Broadcom participe à la conception et TSMC fabrique. Autour gravitent plusieurs accords d’approvisionnement : Samsung Electronics pour la mémoire, SanDisk pour le stockage flash et Sumitomo Electric pour les équipements à fibre optique. Au moins une puce achevée a terminé les tests en environ six semaines, sans problème majeur relevé, selon la note. « Chaque génération de MTIA s’appuie sur la précédente, en utilisant des chiplets modulaires, en intégrant les dernières informations sur les charges de travail IA et les technologies matérielles les plus récentes, et en étant déployée à un rythme plus soutenu », a déclaré Meta à propos du programme.

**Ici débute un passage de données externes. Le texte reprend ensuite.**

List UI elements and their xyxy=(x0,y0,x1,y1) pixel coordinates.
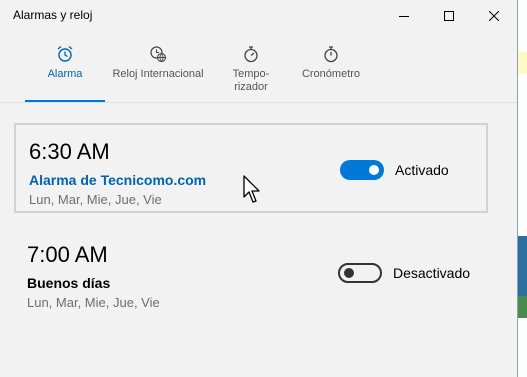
mouse-pointer-icon xyxy=(243,175,260,203)
toggle-knob xyxy=(369,165,379,175)
tab-stopwatch-label: Cronómetro xyxy=(301,68,361,80)
background-panel xyxy=(518,52,527,74)
close-icon xyxy=(489,11,499,21)
alarm-state-label: Activado xyxy=(395,162,449,178)
alarm-days: Lun, Mar, Mie, Jue, Vie xyxy=(29,192,162,207)
tab-stopwatch[interactable]: Cronómetro xyxy=(290,32,372,102)
tab-world-clock[interactable]: Reloj Internacional xyxy=(105,32,211,102)
stopwatch-icon xyxy=(324,46,338,63)
minimize-button[interactable] xyxy=(381,0,427,32)
app-window: Alarmas y reloj Alarma Reloj Internacion… xyxy=(0,0,517,377)
active-tab-indicator xyxy=(25,100,105,102)
maximize-button[interactable] xyxy=(426,0,472,32)
alarm-name: Alarma de Tecnicomo.com xyxy=(29,172,207,188)
background-panel xyxy=(518,236,527,296)
tab-timer-label: Tempo- rizador xyxy=(232,68,270,93)
background-window xyxy=(517,0,527,377)
alarm-name: Buenos días xyxy=(27,275,111,291)
close-button[interactable] xyxy=(471,0,517,32)
world-clock-icon xyxy=(150,46,167,63)
timer-icon xyxy=(244,46,258,63)
window-title: Alarmas y reloj xyxy=(13,8,93,22)
alarm-state-label: Desactivado xyxy=(393,265,471,281)
tab-world-clock-label: Reloj Internacional xyxy=(112,68,204,80)
alarm-days: Lun, Mar, Mie, Jue, Vie xyxy=(27,295,160,310)
alarm-item[interactable]: 7:00 AM Buenos días Lun, Mar, Mie, Jue, … xyxy=(14,228,488,318)
toggle-knob xyxy=(344,268,354,278)
alarm-time: 7:00 AM xyxy=(27,242,108,267)
title-bar[interactable]: Alarmas y reloj xyxy=(0,0,517,32)
alarm-time: 6:30 AM xyxy=(29,139,110,164)
tab-bar: Alarma Reloj Internacional Tempo- rizado… xyxy=(0,32,517,103)
tab-alarm[interactable]: Alarma xyxy=(25,32,105,102)
alarm-clock-icon xyxy=(57,45,73,62)
maximize-icon xyxy=(444,11,454,21)
minimize-icon xyxy=(399,16,409,17)
background-panel xyxy=(518,296,527,318)
tab-alarm-label: Alarma xyxy=(47,68,83,80)
tab-timer[interactable]: Tempo- rizador xyxy=(222,32,280,102)
alarm-toggle[interactable] xyxy=(338,263,382,283)
background-panel xyxy=(518,0,527,40)
alarm-toggle[interactable] xyxy=(340,160,384,180)
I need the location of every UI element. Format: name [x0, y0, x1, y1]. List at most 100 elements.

L’échelle qu’elle alimente

Si la puce existe, c’est en raison de l’infrastructure qui l’entoure. Meta prévoit entre 125 et 145 milliards de dollars de dépenses d’infrastructure IA en 2026, avec environ 7 gigawatts de capacité de calcul déployés cette année et près de 14 GW visés pour 2027. L’entreprise continue par ailleurs d’acheter massivement à Nvidia et AMD. « On ne peut pas devenir un titan de l’IA si l’on dépend d’une autre entreprise pour ses puces », a déclaré Mike Gualtieri de Forrester Research.

L’autre volet : la louer

Le même jour, Mark Zuckerberg a déclaré à Bloomberg que la vente d’accès à cette infrastructure était désormais activement à l’étude : « Les offres que vous recevez pour utiliser la capacité de calcul sont tellement élevées qu’il peut être judicieux, dans certains cas, de la louer ou d’envisager ce type d’accords plutôt que de l’utiliser uniquement en interne. » C’est la première confirmation publique, par le patron, de l’initiative évoquée autour du 1er juillet sous le nom de « Meta Compute », un concurrent potentiel d’AWS, Azure et Google Cloud. Lors de l’assemblée générale des actionnaires de Meta en mai, Zuckerberg avait déjà qualifié le cloud computing de « clairement sur la table », affirmant que des entreprises approchent Meta « presque chaque semaine » pour ses modèles ou ses capacités disponibles.

Ce qui reste incertain

La formule de Zuckerberg — « peut avoir du sens, dans certains cas » — ne constitue pas un lancement. Meta n’a pas indiqué si elle vendrait de la capacité de calcul brute, un accès hébergé aux modèles, ou les deux, et l’initiative rapportée « Meta Compute » reste à l’état exploratoire. Le contexte tarifaire explique cette tentation : Anthropic paie à SpaceX environ 1,25 milliard de dollars par mois pour la capacité Colossus, et environ 920 millions de dollars à Google, des montants qui font apparaître les accélérateurs inutilisés moins comme une capacité dormante que comme un stock. Iris, en revanche, a une date. Savoir s’il remplacera suffisamment de silicium Nvidia pour peser ne sera visible qu’une fois les puces installées en rack et que les prévisions d’investissements de Meta pour 2027 auront, ou non, dévié.